En su discurso de entrada en la Real Academia Española (“Sobre la dificultad de contar”, 2008), Javier Marías expuso con brillante agudeza su audaz teoría de que la narración realista de un suceso presenciado resulta siempre inexacta, pues todo testigo sostiene una visión parcial, sesgada y discutible, mientras que el novelista que inventa su relato viene a ofrecer una narración irrefutable. Porque, argumenta en su estupenda paradoja, el novelista nos cuenta “lo que no ha tenido lugar ni existido, lo inventado e imaginado, lo que no depende de ninguna verdad exterior. Sólo eso no es provisional ni parcial, sino completo y definitivo.”

Y concluye su alegato afirmando categóricamente que: “Pese a todas las dificultades, seguramente seamos (los novelistas) los únicos que podemos contar sin atenernos a nada y sin objeciones o cortapisas, o sin que nadie nos enmiende la plana o nos llame la atención y nos diga: No, esto no fue así.”

Un novelista puede iniciar su relato: “La familia Taeger …. empezó a derrumbarse en 1922, cuando vivía en Pittsburgh, Pennsylvania.” (Los dominios del lobo, 1971). Pero las novelas posteriores de Marías no ofrecen comienzos tan ingenuos, sino otros más intrigantes, donde no se declara de antemano quién cuenta la trama, lo que suscita la curiosidad del lector, invitado a adentrarse en el juego y compartir la perspectiva del narrador o narradores cuyo papel en la trama se descubre avanzado el relato.

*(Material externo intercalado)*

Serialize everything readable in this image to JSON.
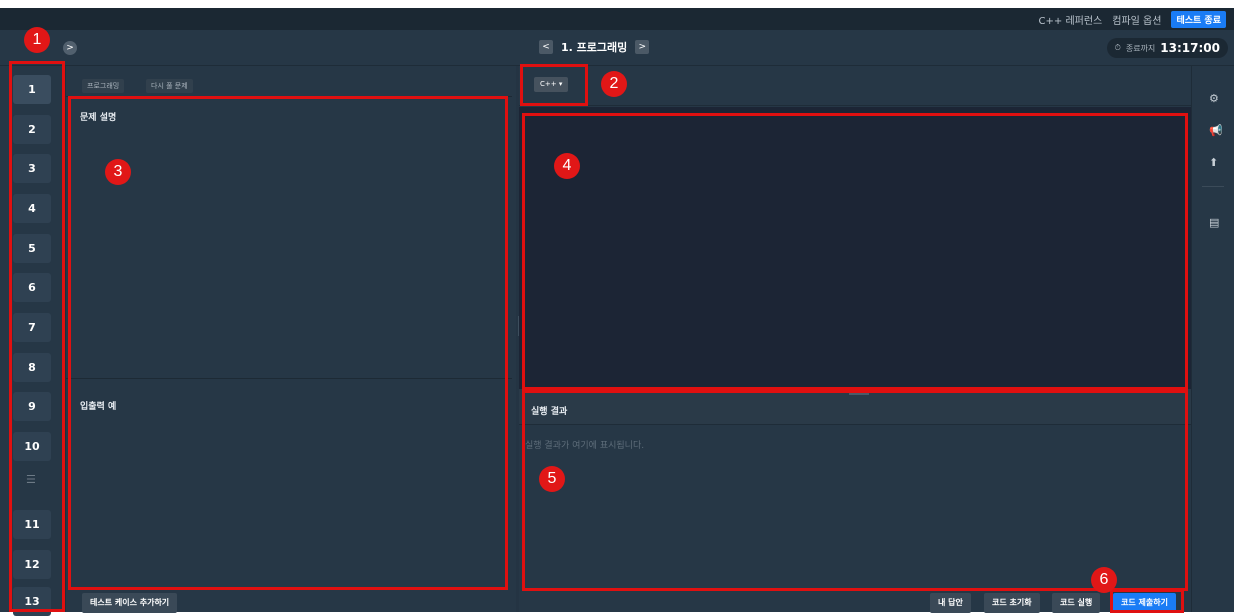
{
  "topbar": {
    "link_cpp_ref": "C++ 레퍼런스",
    "link_compile": "컴파일 옵션",
    "end_test": "테스트 종료"
  },
  "nav": {
    "prev": "<",
    "next": ">",
    "title": "1. 프로그래밍",
    "expand": ">"
  },
  "timer": {
    "label": "종료까지",
    "value": "13:17:00",
    "icon": "clock-icon"
  },
  "questions": [
    "1",
    "2",
    "3",
    "4",
    "5",
    "6",
    "7",
    "8",
    "9",
    "10",
    "11",
    "12",
    "13"
  ],
  "question_list_icon": "list-icon",
  "left_panel": {
    "chip_type": "프로그래밍",
    "chip_review": "다시 풀 문제",
    "section_desc": "문제 설명",
    "section_io": "입출력 예"
  },
  "editor": {
    "language": "C++ ▾"
  },
  "result": {
    "title": "실행 결과",
    "placeholder": "실행 결과가 여기에 표시됩니다."
  },
  "sidebar_icons": [
    "gear-icon",
    "megaphone-icon",
    "upload-icon",
    "memo-icon"
  ],
  "footer": {
    "add_testcase": "테스트 케이스 추가하기",
    "my_answer": "내 답안",
    "reset_code": "코드 초기화",
    "run_code": "코드 실행",
    "submit_code": "코드 제출하기"
  },
  "annotations": {
    "m1": "1",
    "m2": "2",
    "m3": "3",
    "m4": "4",
    "m5": "5",
    "m6": "6",
    "color": "#e01010"
  }
}
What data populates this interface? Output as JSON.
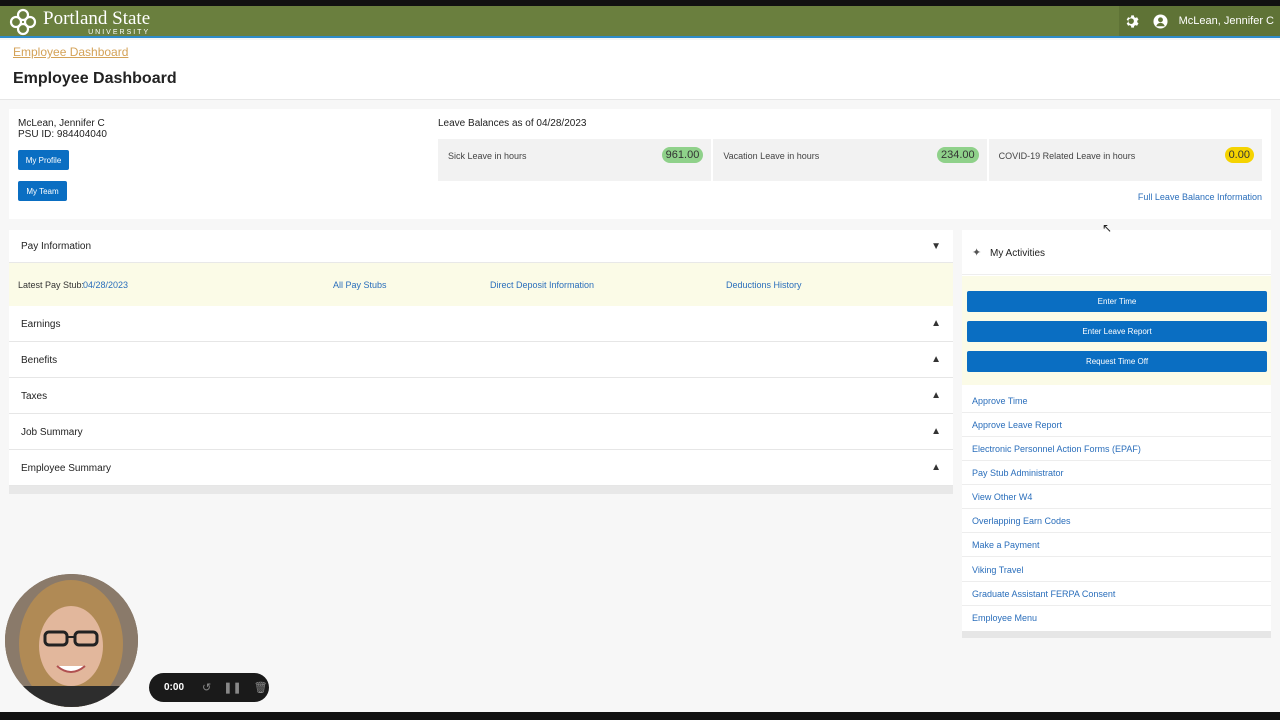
{
  "header": {
    "logo_name": "Portland State",
    "logo_sub": "UNIVERSITY",
    "user_name": "McLean, Jennifer C",
    "icons": [
      "gear-icon",
      "user-icon"
    ]
  },
  "breadcrumb": {
    "label": "Employee Dashboard"
  },
  "page_title": "Employee Dashboard",
  "profile": {
    "name": "McLean, Jennifer C",
    "psu_id": "PSU ID: 984404040",
    "my_profile_label": "My Profile",
    "my_team_label": "My Team"
  },
  "leave": {
    "title": "Leave Balances as of 04/28/2023",
    "items": [
      {
        "label": "Sick Leave in hours",
        "value": "961.00",
        "color": "#8fd18a"
      },
      {
        "label": "Vacation Leave in hours",
        "value": "234.00",
        "color": "#8fd18a"
      },
      {
        "label": "COVID-19 Related Leave in hours",
        "value": "0.00",
        "color": "#f5d300"
      }
    ],
    "full_link": "Full Leave Balance Information"
  },
  "pay": {
    "title": "Pay Information",
    "latest_label": "Latest Pay Stub:",
    "latest_date": "04/28/2023",
    "all_stubs": "All Pay Stubs",
    "direct_deposit": "Direct Deposit Information",
    "deductions": "Deductions History",
    "sections": [
      "Earnings",
      "Benefits",
      "Taxes",
      "Job Summary",
      "Employee Summary"
    ]
  },
  "activities": {
    "title": "My Activities",
    "buttons": [
      "Enter Time",
      "Enter Leave Report",
      "Request Time Off"
    ],
    "links": [
      "Approve Time",
      "Approve Leave Report",
      "Electronic Personnel Action Forms (EPAF)",
      "Pay Stub Administrator",
      "View Other W4",
      "Overlapping Earn Codes",
      "Make a Payment",
      "Viking Travel",
      "Graduate Assistant FERPA Consent",
      "Employee Menu"
    ]
  },
  "recorder": {
    "time": "0:00"
  },
  "colors": {
    "header": "#6a7f3e",
    "accent_blue": "#0a6ec2",
    "link": "#2a6ebb"
  }
}
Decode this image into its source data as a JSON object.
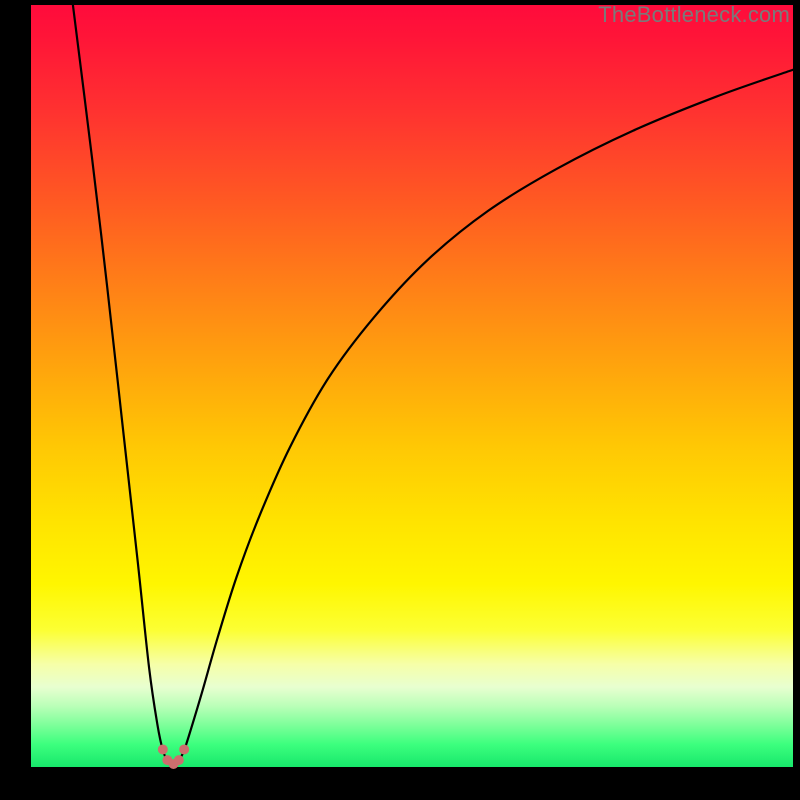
{
  "watermark": "TheBottleneck.com",
  "colors": {
    "frame": "#000000",
    "curve": "#000000",
    "marker": "#cc6e6e",
    "gradient_top": "#ff0b3c",
    "gradient_bottom": "#17e86b"
  },
  "chart_data": {
    "type": "line",
    "title": "",
    "xlabel": "",
    "ylabel": "",
    "xlim": [
      0,
      100
    ],
    "ylim": [
      0,
      100
    ],
    "grid": false,
    "legend": false,
    "notes": "V-shaped bottleneck curve on a red-to-green vertical gradient background. No axis ticks or labels are shown; x and y are normalized 0–100. Left branch descends steeply from top to the minimum near x≈18; right branch rises with decreasing slope toward the top-right. A small cluster of salmon-colored markers sits at the valley bottom.",
    "series": [
      {
        "name": "left-branch",
        "x": [
          5.5,
          8,
          10,
          12,
          14,
          15.5,
          16.6,
          17.3,
          17.9
        ],
        "y": [
          100,
          80,
          63,
          45,
          27,
          13,
          5.5,
          2.2,
          0.8
        ]
      },
      {
        "name": "right-branch",
        "x": [
          19.4,
          20.1,
          21,
          22.5,
          24.5,
          27,
          30,
          34,
          39,
          45,
          52,
          60,
          69,
          79,
          90,
          100
        ],
        "y": [
          0.8,
          2.2,
          5,
          10,
          17,
          25,
          33,
          42,
          51,
          59,
          66.5,
          73,
          78.5,
          83.5,
          88,
          91.5
        ]
      }
    ],
    "markers": {
      "name": "valley-points",
      "color": "#cc6e6e",
      "radius_px": 5,
      "points": [
        {
          "x": 17.3,
          "y": 2.3
        },
        {
          "x": 17.9,
          "y": 0.9
        },
        {
          "x": 18.7,
          "y": 0.4
        },
        {
          "x": 19.4,
          "y": 0.9
        },
        {
          "x": 20.1,
          "y": 2.3
        }
      ]
    }
  }
}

Los lectores de Marías estamos acostumbrados a admirar su pericia y su astucia en la construcción de los relatos, con su espléndida prosa

Algunos ejemplos: “Suena música en mi casa durante todo el día, pero cuando desciende la noche, no puedo impedir que el lago…” (El siglo); “No he querido saber, pero he sabido que una de las niñas …entró en el cuarto de baño, se puso frente al espejo, se abrió la blusa… y se buscó el corazón con la pistola de su propio padre…” (Corazón tan blanco); “Nadie piensa nunca que pueda ir a encontrarse con una muerta en los brazos y que no verá más su rostro cuyo nombre recuerda”. (Mañana en la batalla piensa en mí); “La última vez que vi a Miguel Desvern fue también la última que lo vio su mujer, Luisa…” (Los enamoramientos). Como esas citas sugieren, los relatos novelescos que cuentan los sucesos en desorden cronológico y a través de personajes diversos nos trasmiten una frescura vivaz ausente en otras historias. Queda probado.

Los lectores de Marías estamos acostumbrados a admirar su pericia y su astucia en la construcción de los relatos, con su espléndida prosa y una admirable precisión en las descripciones psicológicas y afición a las intrigas detectivescas. Como se ha subrayado, tal vez puede rastrearse en sus tramas la influencia de grandes novelistas contemporáneos, casi todos de lengua inglesa.

Sin duda había aprendido mucho de autores como Faulkner, Conrad, Henry James, Joyce, Nabokov y Dinesen, y también de Sterne y Dickens, leídos o traducidos por él, influyentes en su narrativa, y en su elegancia británica, pero tenía también una fina ironía muy cervantina en su sentido del humor personal.

He mencionado aquí sólo novelas, pero quisiera subrayar cuánto he admirado su singular agudeza narrativa y su estilo tan afinado en textos más breves, como las biografías rápidas sobre escritores como Conrad, Faulkner, Joyce, Mann y otros, en los inolvidables ensayos de la revista Claves, recogidos en Vidas escritas y en Literatura y fantasma.

No sólo como un espléndido novelista, sino como un intelectual muy independiente, sensitivo y crítico, recordaremos siempre a Javier. Y también como un inolvidable amigo para quienes lo conocimos.

Amigos desde hacía décadas, Javier Marías y Carlos García Gual coincidieron en la Real Academia desde el ingreso del especialista en el mundo clásico en 2019.